The tubes were then re-incubated for 15 min at 37 °C with 200 µL of a 0.5% starch solution. After adding 600 µL of DNSA (2.5%) to halt the enzymatic reaction, the tubes were heated in a boiling water bath for 8 min. The tubes were placed in an ice bath to stop the reaction, and then 10 mL of diluted water was added to each tube. In order to compare the absorbance at 540 nm to the correction series, a spectrophotometer was used. The percentage inhibition was calculated using the equation shown below:

$$\mathrm{Inhibitory}\mathrm{activity}\mathrm{percentage}=\frac{({\mathrm{Ab}}_{\mathrm{Control}}-{\mathrm{Ab}}_{\mathrm{Blank}})-({\mathrm{Ab}}_{\mathrm{Test}}-{\mathrm{Ab}}_{\mathrm{Blank}\mathrm{of}\mathrm{the}\mathrm{corresponding}\mathrm{tube}})}{({\mathrm{Ab}}_{\mathrm{Control}}-{\mathrm{Ab}}_{\mathrm{Blank}})}\times 100$$

with:

Ab_Control: absorption of enzyme activity without inhibitor;

Ab_Test: Absorption of enzymatic activity in the presence of the extract or acarbose;

Ab_{Blank/Blank of the corresponding tube}: a series of corrections is carried out in parallel with each series where the enzyme is replaced by the PB.

3.12.2. In Vivo Test

The purpose of this test is to confirm the enzymatic activity of pancreatic-amylase-inhibitory effect of S. lavandulifolia aqueous extract in vivo in normal rats by taking into account the effect of intestinal lumen on the extract’s inhibitory effect. Normal fasting rats (180–250 g, 14 h) were divided into three groups (n = 6; ♂/♀ = 1): the control group was given distilled water (10 mL/kg), while the treated groups were given the extract (400 mg/kg) or acarbose (10 mg/kg). After measuring blood glucose, an adequate volume of the extract/distilled water/acarbose was administered (t₀) to begin the oral starch tolerance test. A second measurement of glycemia was taken 30 min later (t₁), and the rats were then overloaded with starch (3 g/kg). The variation in glycemia was measured at t₂ = 60 min, t₃ = 90, and t₄ = 120 min.

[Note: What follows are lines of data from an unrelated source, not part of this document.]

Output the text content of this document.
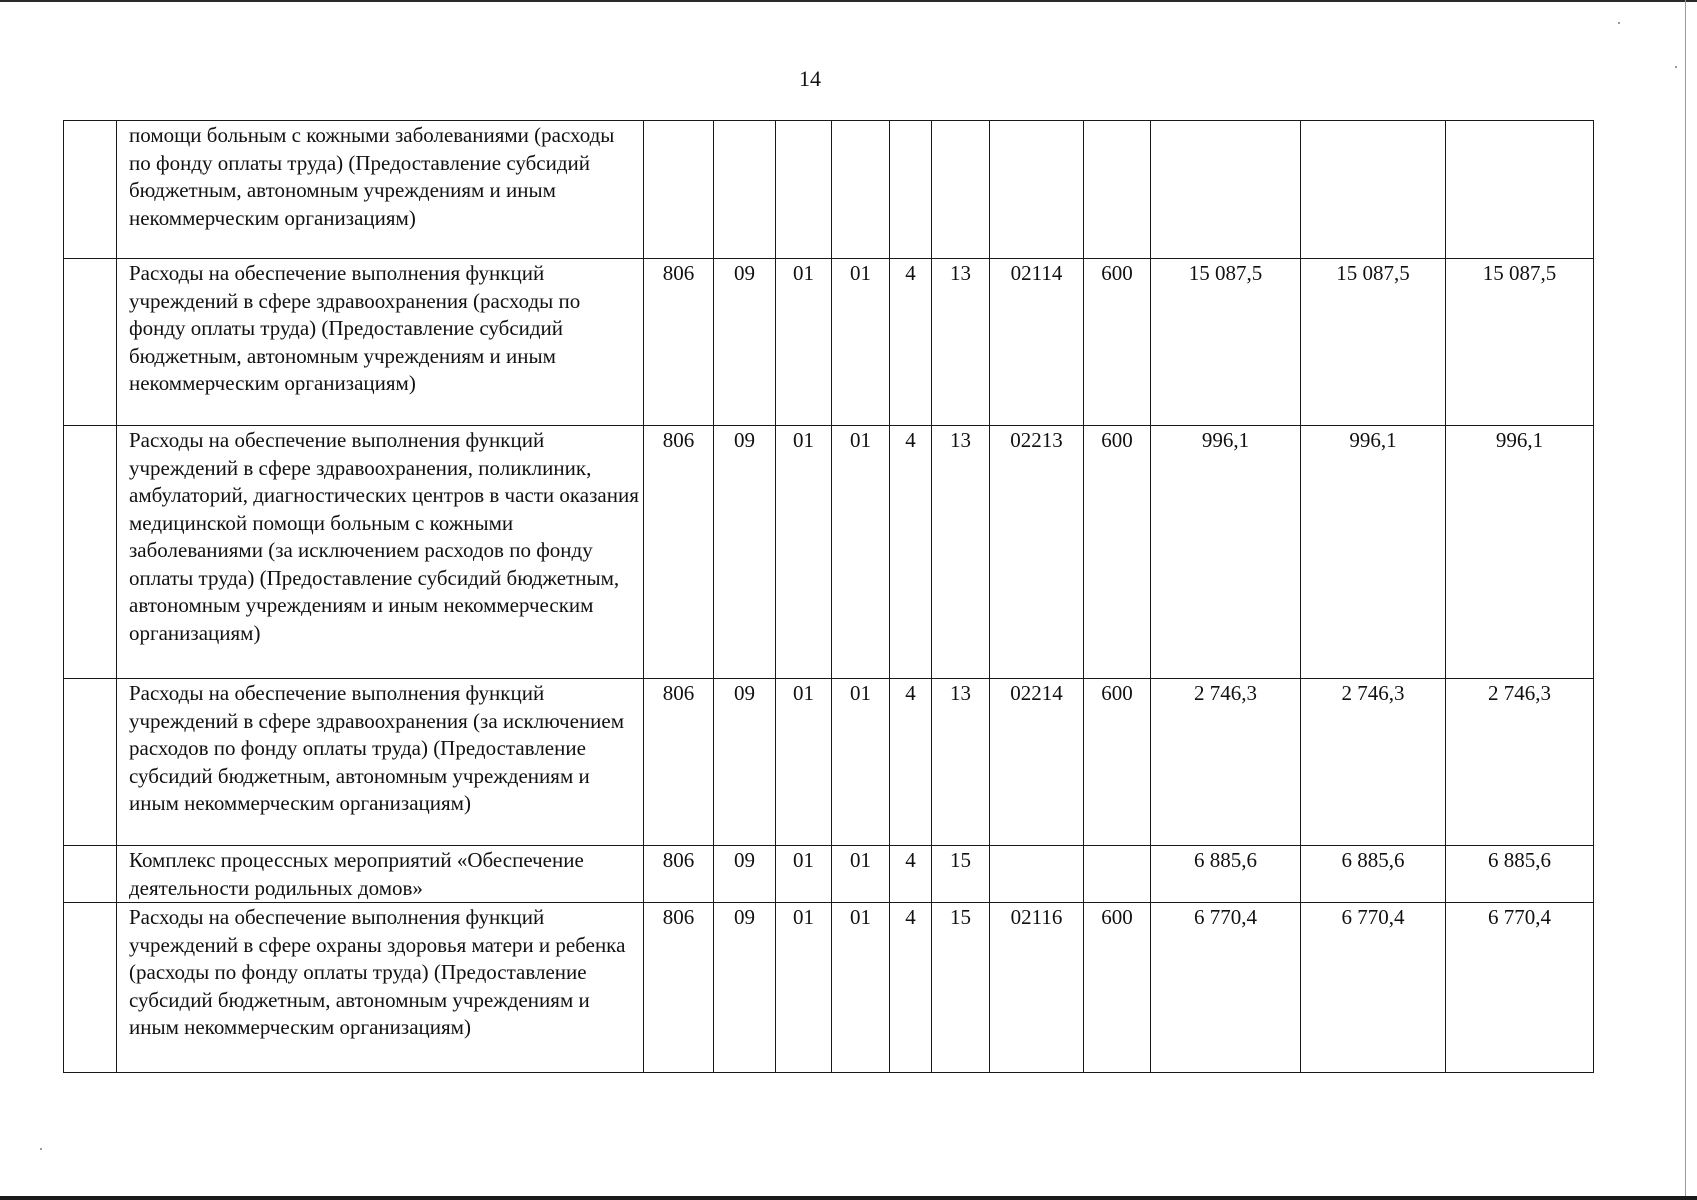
14
	помощи больным с кожными заболеваниями (расходы по фонду оплаты труда) (Предоставление субсидий бюджетным, автономным учреждениям и иным некоммерческим организациям)											
	Расходы на обеспечение выполнения функций учреждений в сфере здравоохранения (расходы по фонду оплаты труда) (Предоставление субсидий бюджетным, автономным учреждениям и иным некоммерческим организациям)	806	09	01	01	4	13	02114	600	15 087,5	15 087,5	15 087,5
	Расходы на обеспечение выполнения функций учреждений в сфере здравоохранения, поликлиник, амбулаторий, диагностических центров в части оказания медицинской помощи больным с кожными заболеваниями (за исключением расходов по фонду оплаты труда) (Предоставление субсидий бюджетным, автономным учреждениям и иным некоммерческим организациям)	806	09	01	01	4	13	02213	600	996,1	996,1	996,1
	Расходы на обеспечение выполнения функций учреждений в сфере здравоохранения (за исключением расходов по фонду оплаты труда) (Предоставление субсидий бюджетным, автономным учреждениям и иным некоммерческим организациям)	806	09	01	01	4	13	02214	600	2 746,3	2 746,3	2 746,3
	Комплекс процессных мероприятий «Обеспечение деятельности родильных домов»	806	09	01	01	4	15			6 885,6	6 885,6	6 885,6
	Расходы на обеспечение выполнения функций учреждений в сфере охраны здоровья матери и ребенка (расходы по фонду оплаты труда) (Предоставление субсидий бюджетным, автономным учреждениям и иным некоммерческим организациям)	806	09	01	01	4	15	02116	600	6 770,4	6 770,4	6 770,4
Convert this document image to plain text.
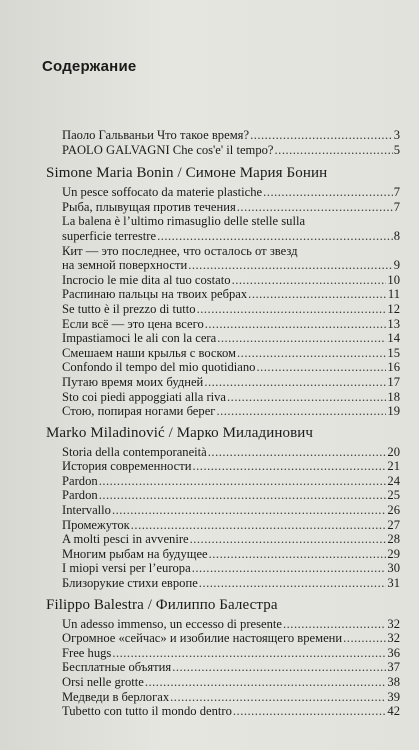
Содержание
Паоло Гальваньи Что такое время? .....	3
PAOLO GALVAGNI Che cos'e' il tempo? .....	5
Simone Maria Bonin / Симоне Мария Бонин
Un pesce soffocato da materie plastiche .....	7
Рыба, плывущая против течения .....	7
La balena è l’ultimo rimasuglio delle stelle sulla
superficie terrestre .....	8
Кит — это последнее, что осталось от звезд
на земной поверхности .....	9
Incrocio le mie dita al tuo costato .....	10
Распинаю пальцы на твоих ребрах .....	11
Se tutto è il prezzo di tutto .....	12
Если всё — это цена всего .....	13
Impastiamoci le ali con la cera .....	14
Смешаем наши крылья с воском .....	15
Confondo il tempo del mio quotidiano .....	16
Путаю время моих будней .....	17
Sto coi piedi appoggiati alla riva .....	18
Стою, попирая ногами берег .....	19
Marko Miladinović / Марко Миладинович
Storia della contemporaneità .....	20
История современности .....	21
Pardon .....	24
Pardon .....	25
Intervallo .....	26
Промежуток .....	27
A molti pesci in avvenire .....	28
Многим рыбам на будущее .....	29
I miopi versi per l’europa .....	30
Близорукие стихи европе .....	31
Filippo Balestra / Филиппо Балестра
Un adesso immenso, un eccesso di presente .....	32
Огромное «сейчас» и изобилие настоящего времени .....	32
Free hugs .....	36
Бесплатные объятия .....	37
Orsi nelle grotte .....	38
Медведи в берлогах .....	39
Tubetto con tutto il mondo dentro .....	42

3.13. Statistical Analysis

The results were statistically analyzed using ANOVA (one-way analysis of variance with Tukey’s post hoc test), and they are shown as means and standard deviation. Statistics were considered to be significant at p-values of p < 0.05, p < 0.01, and p < 0.00.

4. Conclusions

Aromatic and medicinal plants are a precious gift of nature for human beings; they have been used since antiquity in food, beverages, traditional medicine, and cosmetics. Salvia lavandulifolia Vahl is a widespread plant in Morocco; its leaves are often used for their high content of essential oil whose virtues are well known. The extracts, on the other hand, are very little studied by researchers, and their properties are found most of the time in articles—ethnopharmacological surveys or some very old ones. The aqueous extract of the leaves of S. lavandulifolia harvested in Ouled Ali-Boulemane-Morocco is very rich in polyphenols; it recorded a remarkable total antioxidant capacity and antiradical power. It is also considered bactericidal against Proteus mirabilis, fungicidal against Aspergillus niger, Candida albicans, Candida tropicalis, and Saccharomyces cerevisiae, and fungistatic against Candida krusei. Administered 30 min before an acute oral administration of glucose, our extract significantly lowered hyperglycemia in vivo in rats. Thanks to its content of rosmarinic acid, apigenin, and luteolin, it essentially could also inhibit the activity of the enzyme α-amylase in vitro and in vivo.